Жена осторожно сползает с постели. Поправляет на нем одеяло. Запирает окно. Ежась от ледяной свежести, идет в кухню. Луна светит теперь сюда.
Жена закуривает сигарету, забирается с ногами на табурет. Обхватив колени, она курит и глядит на луну, стоящую высоко над крышами.
С глухим воем проносится внизу первый троллейбус.
Она встает и смотрит вниз, на улицу.
Из-за угла выезжает велосипедист. Въезжает на тротуар, прислоняет велосипед к стене. Отмыкает коробочку, поворачивает рубильник. Вспыхивает малиновая надпись: «ГАСТРОНОМ».
Каждый день он ждет чуда. Утром он сбегает по лестнице к почтовым ящикам. Там должен быть конверт. Узкий, из необычайно твердой бумаги, с красивыми крупными марками, с круглыми и прямоугольными штемпелями, с надписями на двух языках: русском и... Ни в одной другой стране мира у него нет знакомых, поэтому неясно, каким будет второй язык. Трудно также предугадать содержимое конверта. Это могут быть: приглашение на фестиваль фильмов в Италию, вызов на работу в секретариате ООН, валютный перевод за постановку пьесы в Париже и многое, многое другое. Шансы содержать то или иное у конверта абсолютно равны, так как адресат не имеет никакого отношения к кинематографу, никогда не писал пьес и не нужен Организации Объединенных Наций ввиду полного незнания иностранных языков.

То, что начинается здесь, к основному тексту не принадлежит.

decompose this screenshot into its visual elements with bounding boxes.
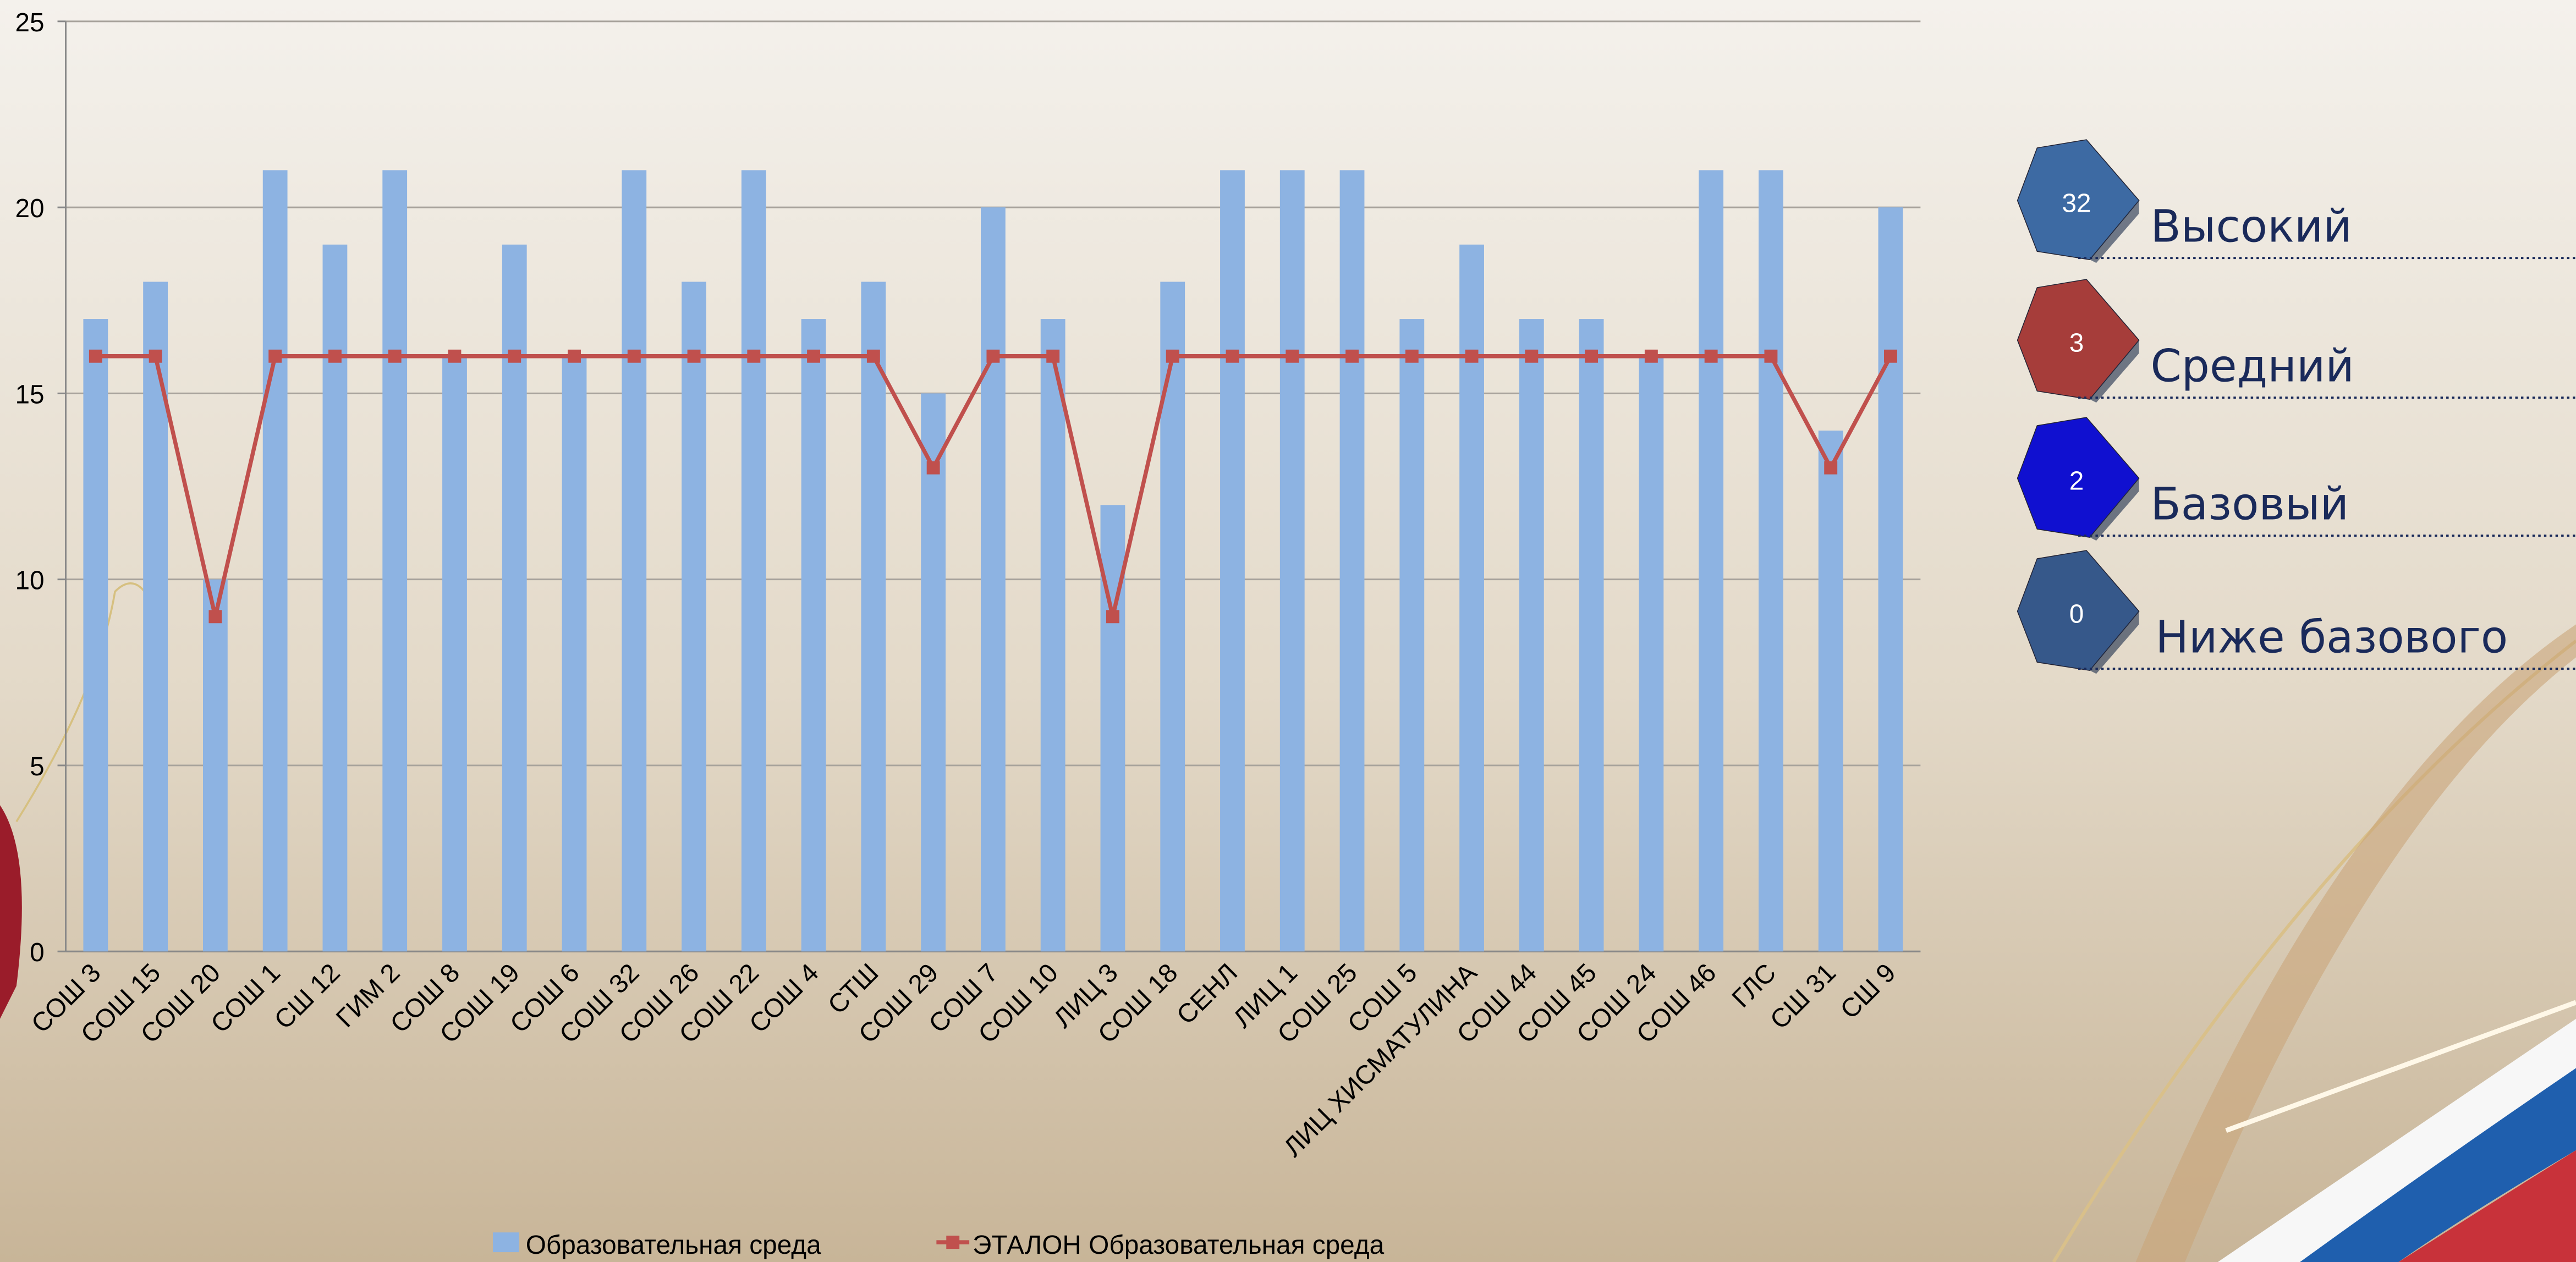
bar xyxy=(1579,319,1604,952)
bar xyxy=(562,356,587,952)
marker xyxy=(627,349,641,363)
y-tick-label: 5 xyxy=(30,752,45,781)
level-item: 0 Ниже базового xyxy=(2017,550,2576,674)
bar xyxy=(83,319,108,952)
marker xyxy=(1824,461,1838,475)
level-label: Высокий xyxy=(2150,201,2352,252)
marker xyxy=(1465,349,1479,363)
bar xyxy=(861,282,886,952)
marker xyxy=(866,349,880,363)
level-label: Ниже базового xyxy=(2155,611,2508,663)
bar xyxy=(1818,431,1843,952)
marker xyxy=(926,461,940,475)
bar xyxy=(442,356,467,952)
marker xyxy=(1884,349,1897,363)
y-tick-label: 20 xyxy=(15,194,44,223)
bar xyxy=(143,282,168,952)
marker xyxy=(807,349,821,363)
legend-label: ЭТАЛОН Образовательная среда xyxy=(973,1231,1385,1260)
marker xyxy=(1525,349,1539,363)
bar xyxy=(622,170,647,952)
bar xyxy=(1878,207,1903,952)
decoration xyxy=(0,582,2576,1262)
bar xyxy=(1220,170,1245,952)
level-count: 2 xyxy=(2069,466,2084,495)
y-tick-label: 0 xyxy=(30,938,45,967)
bar xyxy=(1399,319,1425,952)
marker xyxy=(1764,349,1778,363)
y-tick-label: 25 xyxy=(15,8,44,37)
legend-swatch xyxy=(946,1236,960,1249)
bar xyxy=(1759,170,1783,952)
bar xyxy=(981,207,1006,952)
marker xyxy=(388,349,402,363)
y-tick-label: 15 xyxy=(15,380,44,409)
bar xyxy=(382,170,408,952)
marker xyxy=(1704,349,1718,363)
bar xyxy=(1339,170,1365,952)
marker xyxy=(149,349,162,363)
marker xyxy=(268,349,282,363)
bar xyxy=(741,170,766,952)
marker xyxy=(1286,349,1299,363)
bar xyxy=(801,319,826,952)
level-badge-shade xyxy=(2089,340,2139,403)
bar xyxy=(262,170,288,952)
marker xyxy=(747,349,761,363)
level-label: Базовый xyxy=(2150,478,2349,530)
marker xyxy=(448,349,462,363)
bar xyxy=(1639,356,1664,952)
marker xyxy=(1345,349,1359,363)
level-badge-shade xyxy=(2089,478,2139,541)
bar xyxy=(921,393,946,952)
level-count: 0 xyxy=(2069,600,2084,629)
marker xyxy=(1166,349,1179,363)
marker xyxy=(1046,349,1060,363)
marker xyxy=(508,349,521,363)
marker xyxy=(1226,349,1239,363)
marker xyxy=(89,349,102,363)
level-count: 32 xyxy=(2062,189,2091,218)
marker xyxy=(328,349,342,363)
level-count: 3 xyxy=(2069,328,2084,357)
y-tick-label: 10 xyxy=(15,566,44,596)
marker xyxy=(1644,349,1658,363)
bar xyxy=(1160,282,1185,952)
level-badge-shade xyxy=(2089,611,2139,674)
bar xyxy=(1519,319,1544,952)
marker xyxy=(568,349,581,363)
bar xyxy=(202,579,228,952)
bar xyxy=(1040,319,1065,952)
level-badge-shade xyxy=(2089,200,2139,263)
bar xyxy=(682,282,706,952)
level-item: 2 Базовый xyxy=(2017,417,2576,541)
level-label: Средний xyxy=(2150,340,2354,392)
legend-swatch xyxy=(492,1232,519,1253)
level-item: 32 Высокий xyxy=(2017,139,2576,263)
marker xyxy=(1585,349,1599,363)
level-item: 3 Средний xyxy=(2017,279,2576,403)
marker xyxy=(986,349,1000,363)
marker xyxy=(1405,349,1419,363)
bar xyxy=(1699,170,1724,952)
marker xyxy=(1106,610,1119,624)
legend-label: Образовательная среда xyxy=(526,1231,821,1260)
marker xyxy=(208,610,222,624)
bar xyxy=(1279,170,1305,952)
marker xyxy=(687,349,701,363)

Но ведь он ждет чуда. Еще издали он пытается разглядеть, не белеет ли в щели почтового ящика. Белеет! Он достает конверт, отвернувшись. Мнет его в пальцах. Конверт, к сожалению, обычного формата, и марка на нем напечатана заранее. Он не мог прийти из другой страны. Что ж, и наша страна велика, и в ней немало возможностей для чудес. Это может быть сообщение о том, что ВДНХ награждает его автомобилем «Запорожец» за большие успехи в развитии бригадного подряда. Это может быть приглашение прийти и получить орден за участие в парашютном десанте на Северный полюс. Это, наконец, может быть давно ожидаемый ответ от знаменитого писателя. Шансы содержать то или иное у конверта абсолютно равны, так как ожидающий чуда имеет очень смутное представление о бригадном подряде, парашютистов видел только на фотографиях, а писатели, даже самые знаменитые, способны ответить только в том случае, когда сперва сами получат письмо.